Il nous revient également que le CAR avait proposé, lors d’une réunion de la Coalition, d’appeler au recensement électoral en vue de participer aux élections législatives. Mais, le CAR et tous les partis qui étaient dans cette logique ont été pris à parti par « les grands leaders » qui promettaient une intervention des présidents de la CEDEAO pour arrêter les élections.

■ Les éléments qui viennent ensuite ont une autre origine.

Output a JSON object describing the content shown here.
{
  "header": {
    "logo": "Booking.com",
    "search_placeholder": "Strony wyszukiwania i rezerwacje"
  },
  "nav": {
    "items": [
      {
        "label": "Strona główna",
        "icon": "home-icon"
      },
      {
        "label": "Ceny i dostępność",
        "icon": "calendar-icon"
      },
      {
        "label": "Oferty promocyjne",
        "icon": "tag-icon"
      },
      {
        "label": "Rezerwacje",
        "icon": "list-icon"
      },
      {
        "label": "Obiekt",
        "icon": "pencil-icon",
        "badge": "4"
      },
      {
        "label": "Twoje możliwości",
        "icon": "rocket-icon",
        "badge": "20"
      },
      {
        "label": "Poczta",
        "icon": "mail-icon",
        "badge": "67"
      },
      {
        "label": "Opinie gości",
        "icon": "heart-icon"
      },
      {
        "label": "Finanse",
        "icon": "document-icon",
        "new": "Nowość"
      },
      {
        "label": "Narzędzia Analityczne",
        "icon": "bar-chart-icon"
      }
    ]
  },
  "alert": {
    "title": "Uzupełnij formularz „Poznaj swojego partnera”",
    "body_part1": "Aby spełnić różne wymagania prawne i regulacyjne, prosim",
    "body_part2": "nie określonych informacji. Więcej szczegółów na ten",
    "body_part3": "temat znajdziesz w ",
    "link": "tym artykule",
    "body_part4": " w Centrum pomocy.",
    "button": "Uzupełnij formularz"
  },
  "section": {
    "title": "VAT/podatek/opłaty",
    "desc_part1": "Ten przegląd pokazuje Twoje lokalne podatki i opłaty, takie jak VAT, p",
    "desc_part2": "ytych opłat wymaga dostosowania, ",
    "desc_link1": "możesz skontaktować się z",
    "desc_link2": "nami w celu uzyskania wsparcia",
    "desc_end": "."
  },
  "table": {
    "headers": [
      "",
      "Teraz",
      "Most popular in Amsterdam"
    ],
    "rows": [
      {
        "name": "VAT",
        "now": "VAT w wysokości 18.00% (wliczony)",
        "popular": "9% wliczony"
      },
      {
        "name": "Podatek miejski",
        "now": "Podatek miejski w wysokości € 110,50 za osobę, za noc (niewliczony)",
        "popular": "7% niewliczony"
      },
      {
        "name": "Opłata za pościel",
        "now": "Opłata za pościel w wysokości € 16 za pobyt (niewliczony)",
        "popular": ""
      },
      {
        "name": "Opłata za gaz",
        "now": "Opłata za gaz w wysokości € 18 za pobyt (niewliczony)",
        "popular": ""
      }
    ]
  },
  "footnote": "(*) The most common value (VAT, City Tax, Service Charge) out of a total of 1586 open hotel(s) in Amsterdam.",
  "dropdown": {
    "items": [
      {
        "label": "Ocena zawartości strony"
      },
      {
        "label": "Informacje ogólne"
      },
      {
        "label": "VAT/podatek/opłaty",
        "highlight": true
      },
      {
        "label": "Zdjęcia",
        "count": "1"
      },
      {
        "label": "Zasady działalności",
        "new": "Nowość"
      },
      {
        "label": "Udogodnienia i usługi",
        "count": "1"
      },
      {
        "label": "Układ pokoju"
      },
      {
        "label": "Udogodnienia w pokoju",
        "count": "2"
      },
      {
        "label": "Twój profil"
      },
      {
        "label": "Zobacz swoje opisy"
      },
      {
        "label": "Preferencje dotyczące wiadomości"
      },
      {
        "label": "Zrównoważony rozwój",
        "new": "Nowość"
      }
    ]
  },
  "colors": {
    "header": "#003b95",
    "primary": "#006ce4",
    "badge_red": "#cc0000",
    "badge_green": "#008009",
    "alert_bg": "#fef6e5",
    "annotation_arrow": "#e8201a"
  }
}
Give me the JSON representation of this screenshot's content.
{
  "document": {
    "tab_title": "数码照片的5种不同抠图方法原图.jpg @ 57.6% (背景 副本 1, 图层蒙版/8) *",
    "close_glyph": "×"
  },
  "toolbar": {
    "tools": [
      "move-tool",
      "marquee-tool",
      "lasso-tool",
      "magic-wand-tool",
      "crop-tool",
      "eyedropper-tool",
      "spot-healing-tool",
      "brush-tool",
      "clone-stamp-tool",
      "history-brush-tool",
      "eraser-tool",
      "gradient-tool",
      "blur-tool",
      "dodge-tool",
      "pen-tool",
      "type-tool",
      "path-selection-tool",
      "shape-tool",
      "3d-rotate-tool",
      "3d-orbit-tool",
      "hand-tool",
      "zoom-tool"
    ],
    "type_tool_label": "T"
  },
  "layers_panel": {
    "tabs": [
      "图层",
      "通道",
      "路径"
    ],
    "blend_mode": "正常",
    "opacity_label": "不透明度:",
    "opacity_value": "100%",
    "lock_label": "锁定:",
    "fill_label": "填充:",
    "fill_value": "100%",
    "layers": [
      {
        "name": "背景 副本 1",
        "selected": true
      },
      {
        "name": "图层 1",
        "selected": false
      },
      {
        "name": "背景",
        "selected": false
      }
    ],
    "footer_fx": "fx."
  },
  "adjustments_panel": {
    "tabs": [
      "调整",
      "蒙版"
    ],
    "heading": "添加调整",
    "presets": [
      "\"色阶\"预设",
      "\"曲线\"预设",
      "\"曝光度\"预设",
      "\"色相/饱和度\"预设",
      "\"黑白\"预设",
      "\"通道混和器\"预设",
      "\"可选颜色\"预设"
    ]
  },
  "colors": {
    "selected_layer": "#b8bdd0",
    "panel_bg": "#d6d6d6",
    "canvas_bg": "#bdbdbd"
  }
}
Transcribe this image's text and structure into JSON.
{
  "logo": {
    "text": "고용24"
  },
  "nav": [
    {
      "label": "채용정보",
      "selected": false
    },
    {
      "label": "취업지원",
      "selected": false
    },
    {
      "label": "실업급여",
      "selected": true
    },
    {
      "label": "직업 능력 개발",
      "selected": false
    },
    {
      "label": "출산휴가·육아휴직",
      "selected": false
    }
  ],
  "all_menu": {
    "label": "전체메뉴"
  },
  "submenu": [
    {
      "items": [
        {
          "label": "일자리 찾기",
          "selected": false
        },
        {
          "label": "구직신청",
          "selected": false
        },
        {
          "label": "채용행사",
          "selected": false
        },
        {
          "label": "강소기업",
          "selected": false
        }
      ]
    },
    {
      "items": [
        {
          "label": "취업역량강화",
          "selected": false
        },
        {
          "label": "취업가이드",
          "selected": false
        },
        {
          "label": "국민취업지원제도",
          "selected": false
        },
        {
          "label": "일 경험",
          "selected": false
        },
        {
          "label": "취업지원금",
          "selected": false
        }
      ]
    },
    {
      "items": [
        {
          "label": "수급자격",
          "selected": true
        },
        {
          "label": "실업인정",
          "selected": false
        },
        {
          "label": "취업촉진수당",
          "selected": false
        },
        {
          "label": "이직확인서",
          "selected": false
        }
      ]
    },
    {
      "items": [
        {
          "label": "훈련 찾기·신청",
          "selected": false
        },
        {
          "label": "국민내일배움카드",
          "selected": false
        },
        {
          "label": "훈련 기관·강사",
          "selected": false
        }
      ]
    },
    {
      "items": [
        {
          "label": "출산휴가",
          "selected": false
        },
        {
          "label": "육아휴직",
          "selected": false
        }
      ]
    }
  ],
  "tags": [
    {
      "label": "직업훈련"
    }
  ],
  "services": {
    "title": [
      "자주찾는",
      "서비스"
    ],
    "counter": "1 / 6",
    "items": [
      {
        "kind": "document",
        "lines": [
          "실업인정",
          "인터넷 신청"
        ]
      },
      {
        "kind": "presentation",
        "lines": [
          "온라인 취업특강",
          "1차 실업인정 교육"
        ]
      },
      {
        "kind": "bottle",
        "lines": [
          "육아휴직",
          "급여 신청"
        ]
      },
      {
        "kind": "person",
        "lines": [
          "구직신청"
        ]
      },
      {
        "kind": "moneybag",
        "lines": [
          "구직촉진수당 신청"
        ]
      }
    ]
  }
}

Au sein de la Coalition, on apprend que depuis le
début de cette année, le CAR et d’autres partis ont exigé une restructuration
de la Coalition afin de choisir de nouveaux dirigeants du regroupement.
« Les
dirigeants actuels nous ont emmenés à l’échec. Il faut de nouveaux dirigeants
qui doivent élaborer un plan stratégique. Mais nous apprenons que les
dirigeants actuels ont élaboré une vision stratégique pour continuer les
actions. Des choses qui ont été faites sans que les autres partis, dont le CAR ne
soient mis au courant », nous confie un responsable du CAR.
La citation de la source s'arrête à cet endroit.